Toute grand’mère s’intéresse à l’éducation de ses petits-enfants, et quand cette grand’mère s’appelle Mme de Sévigné, on désire savoir ce qu’a pu penser là-dessus une femme d’un esprit si rare, chez laquelle le plus ferme bon sens s’alliait à l’’exquise délicatesse du cœur.
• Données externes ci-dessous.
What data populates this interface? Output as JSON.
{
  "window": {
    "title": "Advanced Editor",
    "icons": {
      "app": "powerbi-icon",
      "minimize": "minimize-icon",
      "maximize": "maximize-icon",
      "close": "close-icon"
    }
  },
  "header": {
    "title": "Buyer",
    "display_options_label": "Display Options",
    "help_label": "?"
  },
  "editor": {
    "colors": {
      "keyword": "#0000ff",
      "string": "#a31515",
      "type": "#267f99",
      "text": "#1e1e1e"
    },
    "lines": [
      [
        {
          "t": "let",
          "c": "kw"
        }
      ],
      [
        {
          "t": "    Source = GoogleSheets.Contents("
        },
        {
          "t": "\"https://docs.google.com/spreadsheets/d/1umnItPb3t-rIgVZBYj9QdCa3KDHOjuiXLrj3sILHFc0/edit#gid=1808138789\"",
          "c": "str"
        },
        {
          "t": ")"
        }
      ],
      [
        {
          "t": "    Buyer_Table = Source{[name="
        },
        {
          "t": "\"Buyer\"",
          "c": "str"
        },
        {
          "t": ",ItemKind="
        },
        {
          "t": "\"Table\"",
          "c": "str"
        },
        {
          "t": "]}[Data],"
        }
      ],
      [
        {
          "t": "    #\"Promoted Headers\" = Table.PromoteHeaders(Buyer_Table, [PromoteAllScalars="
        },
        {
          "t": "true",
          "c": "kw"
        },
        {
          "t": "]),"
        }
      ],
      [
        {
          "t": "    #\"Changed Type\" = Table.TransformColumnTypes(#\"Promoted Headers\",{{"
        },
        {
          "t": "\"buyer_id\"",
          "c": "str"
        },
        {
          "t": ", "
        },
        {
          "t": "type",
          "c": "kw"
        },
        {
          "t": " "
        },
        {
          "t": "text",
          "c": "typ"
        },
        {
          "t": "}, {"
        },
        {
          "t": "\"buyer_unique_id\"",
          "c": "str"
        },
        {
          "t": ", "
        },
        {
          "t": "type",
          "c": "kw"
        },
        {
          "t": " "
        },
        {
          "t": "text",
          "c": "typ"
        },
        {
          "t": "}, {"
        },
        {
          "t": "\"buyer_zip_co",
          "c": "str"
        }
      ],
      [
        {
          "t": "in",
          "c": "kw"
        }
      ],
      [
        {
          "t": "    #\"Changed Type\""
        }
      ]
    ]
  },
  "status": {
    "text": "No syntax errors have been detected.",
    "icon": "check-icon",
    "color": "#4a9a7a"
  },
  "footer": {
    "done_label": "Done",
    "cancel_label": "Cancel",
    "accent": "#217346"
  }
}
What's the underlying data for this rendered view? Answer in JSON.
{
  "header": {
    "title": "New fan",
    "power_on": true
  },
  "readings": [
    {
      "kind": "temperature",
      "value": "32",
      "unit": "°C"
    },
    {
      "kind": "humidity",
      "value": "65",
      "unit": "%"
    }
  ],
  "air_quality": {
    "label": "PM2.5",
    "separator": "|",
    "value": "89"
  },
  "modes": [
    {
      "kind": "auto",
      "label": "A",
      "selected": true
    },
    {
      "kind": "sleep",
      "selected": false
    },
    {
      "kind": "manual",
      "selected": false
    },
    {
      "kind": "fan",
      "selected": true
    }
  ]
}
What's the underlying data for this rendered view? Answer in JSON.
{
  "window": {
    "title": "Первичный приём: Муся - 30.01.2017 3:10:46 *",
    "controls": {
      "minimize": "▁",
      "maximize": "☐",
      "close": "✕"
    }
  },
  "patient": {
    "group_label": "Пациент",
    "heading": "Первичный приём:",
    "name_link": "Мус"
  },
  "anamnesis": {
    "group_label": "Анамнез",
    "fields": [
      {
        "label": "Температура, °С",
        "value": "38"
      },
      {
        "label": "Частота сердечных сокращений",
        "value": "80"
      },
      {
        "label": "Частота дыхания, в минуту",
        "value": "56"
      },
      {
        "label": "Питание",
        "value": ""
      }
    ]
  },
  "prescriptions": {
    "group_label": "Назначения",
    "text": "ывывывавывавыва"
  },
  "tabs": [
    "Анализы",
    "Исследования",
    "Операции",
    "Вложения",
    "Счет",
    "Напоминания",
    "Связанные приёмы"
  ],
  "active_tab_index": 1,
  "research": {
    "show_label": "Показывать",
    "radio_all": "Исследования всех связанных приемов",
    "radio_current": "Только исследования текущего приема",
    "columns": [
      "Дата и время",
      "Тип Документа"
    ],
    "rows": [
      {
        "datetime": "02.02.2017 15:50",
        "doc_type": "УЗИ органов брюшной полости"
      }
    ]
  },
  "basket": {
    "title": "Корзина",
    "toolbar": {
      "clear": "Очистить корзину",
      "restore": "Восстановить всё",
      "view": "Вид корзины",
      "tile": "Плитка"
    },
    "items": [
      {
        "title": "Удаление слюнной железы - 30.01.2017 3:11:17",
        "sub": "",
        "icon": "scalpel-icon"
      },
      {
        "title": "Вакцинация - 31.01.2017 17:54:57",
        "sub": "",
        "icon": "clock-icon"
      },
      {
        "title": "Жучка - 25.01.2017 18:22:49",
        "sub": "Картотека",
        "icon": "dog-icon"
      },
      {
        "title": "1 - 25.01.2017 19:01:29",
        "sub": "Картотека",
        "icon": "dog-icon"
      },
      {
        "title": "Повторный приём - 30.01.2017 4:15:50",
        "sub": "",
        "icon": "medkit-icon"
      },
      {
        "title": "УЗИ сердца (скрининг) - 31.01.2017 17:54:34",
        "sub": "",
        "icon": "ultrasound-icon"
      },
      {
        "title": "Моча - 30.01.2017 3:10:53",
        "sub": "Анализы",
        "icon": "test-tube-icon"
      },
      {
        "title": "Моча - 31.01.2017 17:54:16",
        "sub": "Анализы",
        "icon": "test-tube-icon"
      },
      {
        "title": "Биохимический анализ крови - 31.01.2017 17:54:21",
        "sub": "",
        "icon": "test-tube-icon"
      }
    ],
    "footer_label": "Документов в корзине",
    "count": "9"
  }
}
Elle avait commencé d’être grand’mère à quarante-quatre ans (en 1670) ; c’est une dignité qui étonne toujours un peu ; mais elle s’y fit bien vite, les petits-enfants d’ailleurs lui étant survenus coup sur coup. Aussi plaisantait-elle le bon président Moulceau, qui venait d’obtenir le même avancement et qui n’en paraissait pas enchanté : « Vous êtes vraiment bien délicat et bien précieux, de vous trouver atteint d’une petite attaque de décrépitude, parce que vous êtes grand-père et que madame votre fille a pris la liberté de vous en faire une autre : voilà un grand malheur ! Et à qui vous en plaignez-vous, Monsieur ? à qui pensez-vous parler ? et que feriez-vous donc, si vous en aviez une qui eût pris l’habit à la Visitation d’Aix à seize ans ? Vraiment, vous feriez une belle vie : et moi, je soutiens cet affront comme si ce n’était rien. » (6 janvier 1687.)

Cette jeune visitandine d’Aix était Marie-Blanche, première fille de Mme de Grignan, aimable et douce enfant, à qui il fallut trouver une vocation religieuse pour qu’elle laissât la place libre à son frère, héritier du nom. C’était l’usage alors, et il s’en manqua de peu que la même vocation n’échût à Pauline, sœur du petit marquis. Elle en fut quitte pour des séjours plus ou moins prolongés au couvent d’Aubenas, que Mme de Sévigné préférait à la Visitation d’Aix : « car, écrit-elle, nos sœurs d’Aix ne rendent pas aisément ».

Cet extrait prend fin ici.